Women physicians were more likely to cut their hours or work from home, and suffered more career setbacks during the pandemic, according to a 2021 study by Jama Network Open. Grande said some of her colleagues at the Healthcare Businesswomen’s Association shared such stories.

“In the pandemic, the women ended up stepping out of their roles and out of their positions and quitting their jobs to be home to be there, for the children,” Grande says. “And so their career had to be derailed a little bit.”

Many women also face the challenge of being part of the “sandwich generation,” where they are simultaneously raising children and taking care of aging parents.

“Careers can be derailed because of additional choices that women make,” she says. “And that shouldn't be the case.”

Through enormous effort, some women have managed those family responsibilities and earned significant leadership roles, Grande says. But it’s a difficult road.

“It does not come easy,” she says. “Tenacity, resilience, there's a whole host of assets that women need to bring to the game that are far different than men to the same game.”

Healthcare organizations can help retain talented women by offering more flexible scheduling options, Grande says. Some organizations are having women essentially share jobs, enabling some women to keep working part-time rather than having to step away entirely.

Going for bigger roles

Some women shy away from pursuing promotions into leadership roles because they worry that they aren’t ready, even if they may be well qualified, female healthcare leaders say.

Women sometimes hesitate to go for positions because they may lack one or two qualities that are being sought for the role, and begin to second-guess themselves, Grande says. She says men typically don’t think that way. Men will go for those posts, even if they have just a few of the qualities for the job and are lacking most of the desired attributes.

“This is my perspective, that women climbing the corporate ladder, we all want to be perfect,” Grande says. “We all want to be able to be the best we can be in all aspects.”

When women choose not to go for those jobs because they’re missing a couple desired attributes, Grande says it’s not always a lack of belief in themselves.

“That doesn't have to do with confidence,” she says. “It's more about honesty, integrity and wanting to meet all the requirements for this job.”

Grande offers some advice for women who are interested in pursuing leadership positions.

“More than anything, be bold,” Grande says. “Be confident and recognize the gifts and talents you have to step into those leadership roles. Let's lean into those opportunities and lean into who you are. Don't be dissuaded.”

Women should look at some roles that involve finances and managing budgets, because they can be important skills sought in CEOs and other top leadership posts. Grande also recalls the advice of an early mentor, who said, “If you can write well, you can have any job in the world.”

“It's about articulating and communicating effectively,” she says. “So that is really important.”

She also stresses the importance of networking, which she says can be a little more challenging for women, since men hold so many of the C-suite jobs.

“Do your homework and think about who you know that could actually put in a good word for you,” Grande says. “Network like hell.”
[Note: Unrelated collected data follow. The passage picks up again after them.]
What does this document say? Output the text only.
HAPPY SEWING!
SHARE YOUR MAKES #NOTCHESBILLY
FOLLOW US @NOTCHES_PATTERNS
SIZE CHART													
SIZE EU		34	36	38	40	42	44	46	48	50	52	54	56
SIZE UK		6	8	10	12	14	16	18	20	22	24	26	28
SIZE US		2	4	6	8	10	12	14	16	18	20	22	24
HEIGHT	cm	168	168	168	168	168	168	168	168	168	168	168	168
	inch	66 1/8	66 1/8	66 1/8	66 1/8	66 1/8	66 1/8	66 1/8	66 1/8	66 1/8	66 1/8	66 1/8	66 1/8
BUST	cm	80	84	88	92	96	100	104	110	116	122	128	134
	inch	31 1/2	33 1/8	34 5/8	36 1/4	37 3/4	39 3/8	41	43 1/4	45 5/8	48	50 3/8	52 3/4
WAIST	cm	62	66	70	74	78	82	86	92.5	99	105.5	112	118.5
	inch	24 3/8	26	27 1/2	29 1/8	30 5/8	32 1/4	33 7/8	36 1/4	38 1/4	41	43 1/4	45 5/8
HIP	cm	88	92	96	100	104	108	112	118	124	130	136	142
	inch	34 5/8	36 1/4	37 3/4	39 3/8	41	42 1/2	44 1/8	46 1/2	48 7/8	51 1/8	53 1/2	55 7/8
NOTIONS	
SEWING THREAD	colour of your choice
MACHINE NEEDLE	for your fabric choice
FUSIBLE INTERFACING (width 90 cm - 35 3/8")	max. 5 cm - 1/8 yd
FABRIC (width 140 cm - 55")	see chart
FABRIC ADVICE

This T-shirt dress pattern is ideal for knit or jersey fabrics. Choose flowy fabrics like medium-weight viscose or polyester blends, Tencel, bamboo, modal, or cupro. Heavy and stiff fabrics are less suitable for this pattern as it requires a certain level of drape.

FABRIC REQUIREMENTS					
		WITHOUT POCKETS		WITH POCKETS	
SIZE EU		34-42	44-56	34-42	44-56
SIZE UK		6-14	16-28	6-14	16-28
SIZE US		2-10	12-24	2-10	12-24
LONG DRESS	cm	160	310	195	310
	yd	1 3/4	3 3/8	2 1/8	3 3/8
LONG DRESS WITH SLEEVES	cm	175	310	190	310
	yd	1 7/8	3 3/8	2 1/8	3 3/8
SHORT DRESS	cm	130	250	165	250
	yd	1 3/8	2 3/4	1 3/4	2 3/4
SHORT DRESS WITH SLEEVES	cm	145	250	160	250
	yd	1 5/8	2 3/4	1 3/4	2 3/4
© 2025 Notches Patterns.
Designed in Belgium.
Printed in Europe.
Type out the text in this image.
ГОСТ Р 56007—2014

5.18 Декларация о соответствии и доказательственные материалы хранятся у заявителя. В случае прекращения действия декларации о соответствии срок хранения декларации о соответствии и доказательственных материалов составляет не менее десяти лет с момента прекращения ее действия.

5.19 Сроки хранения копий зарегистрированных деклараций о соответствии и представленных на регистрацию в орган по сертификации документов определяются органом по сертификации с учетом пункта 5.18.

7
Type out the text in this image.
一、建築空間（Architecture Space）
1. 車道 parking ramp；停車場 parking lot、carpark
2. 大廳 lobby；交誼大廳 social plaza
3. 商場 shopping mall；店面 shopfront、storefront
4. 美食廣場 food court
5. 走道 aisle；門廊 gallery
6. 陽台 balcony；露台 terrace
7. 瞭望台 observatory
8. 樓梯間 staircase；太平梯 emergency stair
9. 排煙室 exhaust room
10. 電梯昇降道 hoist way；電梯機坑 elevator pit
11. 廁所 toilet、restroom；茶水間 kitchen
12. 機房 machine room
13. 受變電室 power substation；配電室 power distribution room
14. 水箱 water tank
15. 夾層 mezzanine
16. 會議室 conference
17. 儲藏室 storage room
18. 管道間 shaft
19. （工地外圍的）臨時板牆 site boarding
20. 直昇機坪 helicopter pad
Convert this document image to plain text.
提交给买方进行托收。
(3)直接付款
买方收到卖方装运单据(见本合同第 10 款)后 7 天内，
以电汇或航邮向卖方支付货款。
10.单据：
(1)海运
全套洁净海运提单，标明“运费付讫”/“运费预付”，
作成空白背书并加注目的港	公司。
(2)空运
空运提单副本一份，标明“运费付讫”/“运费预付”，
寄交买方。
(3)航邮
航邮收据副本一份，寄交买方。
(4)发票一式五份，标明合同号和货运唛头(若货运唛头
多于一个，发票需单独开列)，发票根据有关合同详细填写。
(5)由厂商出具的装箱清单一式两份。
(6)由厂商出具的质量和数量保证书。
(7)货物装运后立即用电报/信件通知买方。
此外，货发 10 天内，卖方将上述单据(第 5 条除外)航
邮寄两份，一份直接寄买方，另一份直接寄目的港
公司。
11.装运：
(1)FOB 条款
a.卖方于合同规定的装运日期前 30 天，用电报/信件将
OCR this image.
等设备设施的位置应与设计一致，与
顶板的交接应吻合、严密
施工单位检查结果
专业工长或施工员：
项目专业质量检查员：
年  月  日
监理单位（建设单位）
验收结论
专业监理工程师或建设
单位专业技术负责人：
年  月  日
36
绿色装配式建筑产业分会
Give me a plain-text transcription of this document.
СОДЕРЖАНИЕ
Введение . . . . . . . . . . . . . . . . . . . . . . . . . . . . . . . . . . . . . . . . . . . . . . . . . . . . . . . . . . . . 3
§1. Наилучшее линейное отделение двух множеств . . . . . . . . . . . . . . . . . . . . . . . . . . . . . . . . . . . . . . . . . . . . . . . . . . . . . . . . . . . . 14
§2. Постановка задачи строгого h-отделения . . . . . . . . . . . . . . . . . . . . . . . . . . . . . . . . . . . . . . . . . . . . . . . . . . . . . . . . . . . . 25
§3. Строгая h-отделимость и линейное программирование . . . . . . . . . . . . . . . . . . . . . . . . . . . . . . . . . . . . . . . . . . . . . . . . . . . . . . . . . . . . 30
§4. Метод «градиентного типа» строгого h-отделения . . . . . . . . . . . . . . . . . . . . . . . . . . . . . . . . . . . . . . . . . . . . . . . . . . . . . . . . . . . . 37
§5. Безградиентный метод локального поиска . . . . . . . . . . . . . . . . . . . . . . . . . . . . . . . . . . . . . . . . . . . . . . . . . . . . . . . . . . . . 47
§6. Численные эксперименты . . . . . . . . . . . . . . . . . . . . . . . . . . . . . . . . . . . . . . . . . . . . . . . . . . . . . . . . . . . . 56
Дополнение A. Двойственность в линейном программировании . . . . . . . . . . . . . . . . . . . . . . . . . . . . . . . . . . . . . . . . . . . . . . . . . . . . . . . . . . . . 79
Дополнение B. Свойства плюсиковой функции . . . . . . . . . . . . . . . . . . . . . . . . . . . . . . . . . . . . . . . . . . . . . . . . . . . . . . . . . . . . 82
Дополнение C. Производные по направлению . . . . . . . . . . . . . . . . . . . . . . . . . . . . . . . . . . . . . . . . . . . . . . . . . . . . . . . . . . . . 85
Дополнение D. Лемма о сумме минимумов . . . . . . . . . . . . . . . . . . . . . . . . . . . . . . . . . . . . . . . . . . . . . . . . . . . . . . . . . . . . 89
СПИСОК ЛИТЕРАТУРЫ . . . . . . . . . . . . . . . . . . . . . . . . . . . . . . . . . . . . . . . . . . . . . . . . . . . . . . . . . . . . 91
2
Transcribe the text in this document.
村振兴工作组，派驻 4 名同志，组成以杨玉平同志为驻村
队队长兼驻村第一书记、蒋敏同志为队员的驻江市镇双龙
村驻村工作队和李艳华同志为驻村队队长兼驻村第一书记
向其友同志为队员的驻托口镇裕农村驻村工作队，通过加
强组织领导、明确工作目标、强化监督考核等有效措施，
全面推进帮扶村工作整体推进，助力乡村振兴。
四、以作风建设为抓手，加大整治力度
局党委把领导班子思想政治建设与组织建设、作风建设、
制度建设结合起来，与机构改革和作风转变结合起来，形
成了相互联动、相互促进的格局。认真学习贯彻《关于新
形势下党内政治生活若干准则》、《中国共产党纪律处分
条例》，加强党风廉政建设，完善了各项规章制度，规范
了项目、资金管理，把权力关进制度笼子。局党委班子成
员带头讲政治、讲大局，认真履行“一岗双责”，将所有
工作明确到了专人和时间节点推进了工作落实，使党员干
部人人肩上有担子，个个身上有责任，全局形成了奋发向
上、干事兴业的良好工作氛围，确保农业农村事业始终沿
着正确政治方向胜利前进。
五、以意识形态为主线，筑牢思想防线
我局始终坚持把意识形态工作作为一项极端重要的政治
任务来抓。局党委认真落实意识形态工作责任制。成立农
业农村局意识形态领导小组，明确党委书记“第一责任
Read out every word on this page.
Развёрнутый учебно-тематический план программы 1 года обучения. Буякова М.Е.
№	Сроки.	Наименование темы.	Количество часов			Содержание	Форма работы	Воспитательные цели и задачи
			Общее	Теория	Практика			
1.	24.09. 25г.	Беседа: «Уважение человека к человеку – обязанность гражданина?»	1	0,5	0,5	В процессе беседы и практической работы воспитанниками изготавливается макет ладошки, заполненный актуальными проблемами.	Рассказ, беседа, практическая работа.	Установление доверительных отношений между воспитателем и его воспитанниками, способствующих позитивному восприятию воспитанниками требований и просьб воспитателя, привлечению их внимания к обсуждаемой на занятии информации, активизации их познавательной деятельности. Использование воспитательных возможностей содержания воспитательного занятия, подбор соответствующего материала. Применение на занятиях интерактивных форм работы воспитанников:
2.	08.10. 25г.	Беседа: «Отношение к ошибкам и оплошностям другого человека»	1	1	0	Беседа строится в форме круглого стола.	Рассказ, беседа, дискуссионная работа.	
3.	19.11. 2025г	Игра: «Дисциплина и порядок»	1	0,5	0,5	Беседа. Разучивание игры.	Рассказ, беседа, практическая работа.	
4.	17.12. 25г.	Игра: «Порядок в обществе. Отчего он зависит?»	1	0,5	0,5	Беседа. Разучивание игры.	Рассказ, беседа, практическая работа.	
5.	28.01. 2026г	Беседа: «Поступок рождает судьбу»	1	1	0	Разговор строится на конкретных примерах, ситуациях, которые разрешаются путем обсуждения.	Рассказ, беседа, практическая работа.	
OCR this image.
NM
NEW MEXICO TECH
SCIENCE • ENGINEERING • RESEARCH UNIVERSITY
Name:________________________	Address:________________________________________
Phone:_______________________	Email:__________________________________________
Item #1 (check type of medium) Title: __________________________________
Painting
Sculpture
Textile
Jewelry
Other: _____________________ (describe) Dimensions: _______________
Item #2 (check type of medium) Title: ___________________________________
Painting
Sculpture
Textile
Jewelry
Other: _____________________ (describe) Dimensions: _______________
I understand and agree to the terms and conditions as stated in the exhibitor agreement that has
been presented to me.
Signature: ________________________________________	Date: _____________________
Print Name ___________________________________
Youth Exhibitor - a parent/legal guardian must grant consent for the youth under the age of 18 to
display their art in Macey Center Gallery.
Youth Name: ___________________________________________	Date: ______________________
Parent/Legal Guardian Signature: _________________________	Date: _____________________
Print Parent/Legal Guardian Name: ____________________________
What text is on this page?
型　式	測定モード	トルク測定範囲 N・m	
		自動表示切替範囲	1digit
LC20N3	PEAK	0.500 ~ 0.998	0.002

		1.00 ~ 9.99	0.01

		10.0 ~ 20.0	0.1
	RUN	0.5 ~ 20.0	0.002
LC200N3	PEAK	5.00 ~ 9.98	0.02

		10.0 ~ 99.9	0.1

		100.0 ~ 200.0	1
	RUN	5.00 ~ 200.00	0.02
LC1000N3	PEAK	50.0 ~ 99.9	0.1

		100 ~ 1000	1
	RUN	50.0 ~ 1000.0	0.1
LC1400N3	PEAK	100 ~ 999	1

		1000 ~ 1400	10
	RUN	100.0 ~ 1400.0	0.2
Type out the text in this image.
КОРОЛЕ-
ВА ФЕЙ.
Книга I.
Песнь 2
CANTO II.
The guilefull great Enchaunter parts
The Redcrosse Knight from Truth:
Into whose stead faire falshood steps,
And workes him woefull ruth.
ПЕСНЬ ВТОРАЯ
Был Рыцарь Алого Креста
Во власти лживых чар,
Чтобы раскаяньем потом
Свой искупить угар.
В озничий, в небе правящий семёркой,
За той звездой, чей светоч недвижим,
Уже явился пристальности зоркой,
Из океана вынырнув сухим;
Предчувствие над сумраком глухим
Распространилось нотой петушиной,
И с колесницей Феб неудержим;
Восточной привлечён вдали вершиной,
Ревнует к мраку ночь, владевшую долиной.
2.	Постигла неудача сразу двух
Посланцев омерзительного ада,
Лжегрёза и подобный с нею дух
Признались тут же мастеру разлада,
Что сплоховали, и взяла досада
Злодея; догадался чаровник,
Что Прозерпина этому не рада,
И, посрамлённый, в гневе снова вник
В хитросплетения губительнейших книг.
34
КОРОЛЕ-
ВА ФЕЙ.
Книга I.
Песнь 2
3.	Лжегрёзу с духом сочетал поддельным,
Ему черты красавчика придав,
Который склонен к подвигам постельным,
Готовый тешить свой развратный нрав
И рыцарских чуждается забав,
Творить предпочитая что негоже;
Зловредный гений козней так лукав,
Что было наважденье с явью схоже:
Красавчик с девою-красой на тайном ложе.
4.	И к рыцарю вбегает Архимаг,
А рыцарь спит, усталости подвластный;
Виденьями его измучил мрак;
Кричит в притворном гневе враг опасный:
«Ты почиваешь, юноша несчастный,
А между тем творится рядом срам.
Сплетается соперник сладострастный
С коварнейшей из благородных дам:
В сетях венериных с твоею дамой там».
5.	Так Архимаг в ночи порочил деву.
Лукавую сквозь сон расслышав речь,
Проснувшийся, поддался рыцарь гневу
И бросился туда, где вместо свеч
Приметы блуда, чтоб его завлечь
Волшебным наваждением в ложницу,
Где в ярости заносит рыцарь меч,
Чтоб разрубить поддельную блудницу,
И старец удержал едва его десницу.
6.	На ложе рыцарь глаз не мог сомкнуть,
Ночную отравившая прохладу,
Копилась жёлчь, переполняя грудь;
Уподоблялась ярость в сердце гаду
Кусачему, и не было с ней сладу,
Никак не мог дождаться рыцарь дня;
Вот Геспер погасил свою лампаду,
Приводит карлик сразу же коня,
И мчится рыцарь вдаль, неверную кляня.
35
“There’s a lot of women's groups that really help and offer a place and a space of camaraderie,” she adds. “And yet you also have to network with men's groups as well, and go to the places where men are also meeting, so that you can go up and be a part of that. Just get to know the people that are in positions of power, that can open up doors for you.”

Grande points to opportunities in preventive medicine, which she says offers the chance to make a tangible difference in public health while still allowing some work-life balance.

“They have an opportunity to step into a number of different careers that truly focus on improving population health and outcomes,” Grande says.

“It's very encouraging that there are so many women that are choosing preventive medicine because they can have that duality of career, they can have kids and they can actually have a career as well.”